Petition, brought pursuant to CPLR article 78, transferred to this court by order, Supreme Court, New York County (Francis N. Pécora, J.), entered March 13, 1986, which sought to annul and set aside respondent’s order, dated August 29, 1985, which, after a hearing, inter alia, directed petitioner to cease and desist from discriminating against complainant because of sex, in violation of the Human Rights Law, and to pay her $15,000 damages, and the cross petition to confirm said order held in abeyance and the matter remanded to respondent for a hearing on the issue of the sufficiency of service of the notice of hearing, dated April 5, 1985.

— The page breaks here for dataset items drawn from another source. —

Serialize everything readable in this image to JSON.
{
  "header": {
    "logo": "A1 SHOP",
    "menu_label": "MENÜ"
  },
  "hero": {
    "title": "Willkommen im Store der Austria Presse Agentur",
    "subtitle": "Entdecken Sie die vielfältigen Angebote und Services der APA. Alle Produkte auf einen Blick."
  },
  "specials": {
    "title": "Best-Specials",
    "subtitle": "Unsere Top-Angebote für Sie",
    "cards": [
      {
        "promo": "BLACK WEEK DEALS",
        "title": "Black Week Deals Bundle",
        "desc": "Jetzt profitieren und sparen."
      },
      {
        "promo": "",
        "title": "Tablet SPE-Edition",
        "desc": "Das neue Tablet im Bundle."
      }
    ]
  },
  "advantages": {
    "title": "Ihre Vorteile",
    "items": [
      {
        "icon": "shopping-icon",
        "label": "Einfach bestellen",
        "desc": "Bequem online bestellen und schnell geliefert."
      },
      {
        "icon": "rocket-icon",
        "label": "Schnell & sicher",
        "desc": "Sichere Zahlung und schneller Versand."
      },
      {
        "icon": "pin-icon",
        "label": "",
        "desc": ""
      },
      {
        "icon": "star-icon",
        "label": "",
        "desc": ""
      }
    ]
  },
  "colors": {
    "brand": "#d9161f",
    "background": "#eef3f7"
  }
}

The hearing on the discrimination charges was held on April 22, 1985, at which petitioner did not appear. Following the hearing, the Administrative Law Judge determined that there had been unlawful discrimination because of sex and awarded damages. Thereafter, on July 15, 1985, petitioner submitted opposition to the recommended findings of fact and decision, alleging, inter alia, that it did not receive the April 5, 1985 notice of hearing, there had not been any discrimination, and complainant was terminated because of incompetency. On August 29, 1985, the Commissioner adopted the Administrative Law Judge’s recommendations. Thereafter, on October 10, 1985, petitioner applied to reopen, claiming that, since it was not served with notice of the hearing, there should be a new hearing to afford it an opportunity to contest the merits and establish that the discharge resulted from the quality of complainant’s work, not because she was pregnant. As far as appears, no decision has been rendered on that application.

The record reflects that, although petitioner did not appear at the hearing, it previously cooperated in respondent’s inves*442tigation of the complaint; filed an informal response or answer thereto, denying the charges; and attended a prehearing conference which was adjourned. Promptly, upon learning of the issuance of the recommended findings and decision, petitioner submitted opposing papers, claiming that it had not been apprised of the hearing, and thereafter sought to reopen by letter request five weeks after the Commissioner’s order. In our view, in these circumstances, a hearing on the issue relating to service of the notice of hearing is in order, especially bearing in mind petitioner’s prior appearance and assertion throughout that complainant had been terminated for cause. Justice and fairness require no less.

Accordingly, we remand the matter to respondent to determine that issue. Concur—Kupferman, J. P., Sullivan, Kassal, Ellerin and Smith, JJ.